# Corrupted USB flash drive, how to repair?



## hepabolu

Hi,

I had a working USB flash disk this morning, but I accicentally pulled it out of the PC (Windows XP Pro), before I copied off the files. Now every PC I tried asks if I want to format it and I noticed the drive is marked as "RAW".

I can see it in both explorer and in the disk management, but I cannot access it.

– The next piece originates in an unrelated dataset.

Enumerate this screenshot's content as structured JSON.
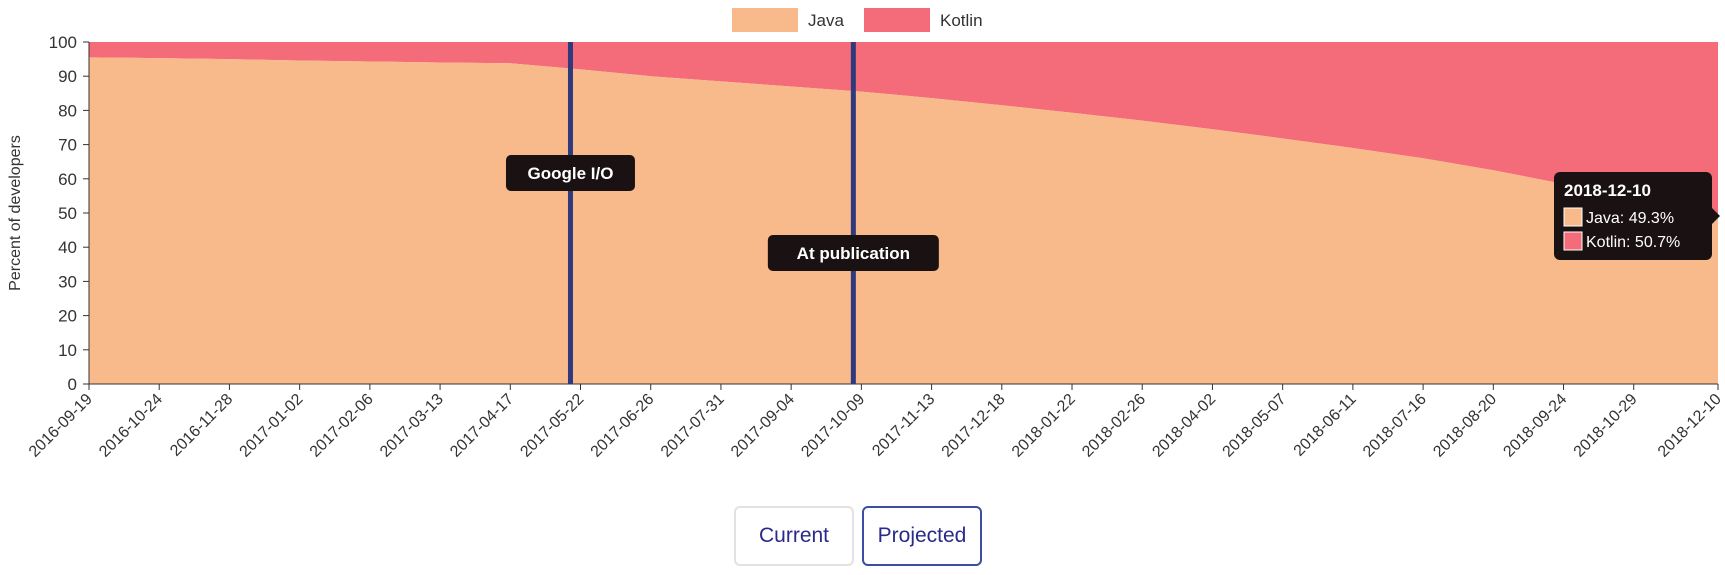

Is there any way I can restore the partition without formatting it? I really need some files from it.

Thanks.


----------



## jmwhite

If you have norton system works (specifically Norton Disk Doctor), you can try to run it and repair the drive.
I had a similar problem. The flash drive worked fine one day. After using it on a system with Win 98se, I could not access it on any other system! No system would even see the flash drive.  I had to replace the drive and lost all data. The flash drive was a SanDisk Cruzer Mini 256mb.
Good Luck


----------



## ukantcme

the only thing that i can think of is your going to have to format and then get yourself a copy of something like "Easy Recovery Pro" to get the lost data. most of the time even though you format most of the data that was there can be retained either in "raw" format or in its original state.


----------



## ukantcme

maybe try www.majorgeeks.com and see if they have got a freeware version of some type of revovery software.


----------



## hepabolu

Hi,

Thanks for the help.

I followed some URLs and came up with GetDataBack and R-Studio. Both were capable, not only of displaying the info still on the stick without formatting it, but also displaying the correct names of all the files and directories. All freeware I tried was either not capable of reconstructing it properly or came up with a list of "unknown1.doc", "unknown2.doc" etc.

FWIW.


----------



## ukantcme

good deal, glad it worked out


----------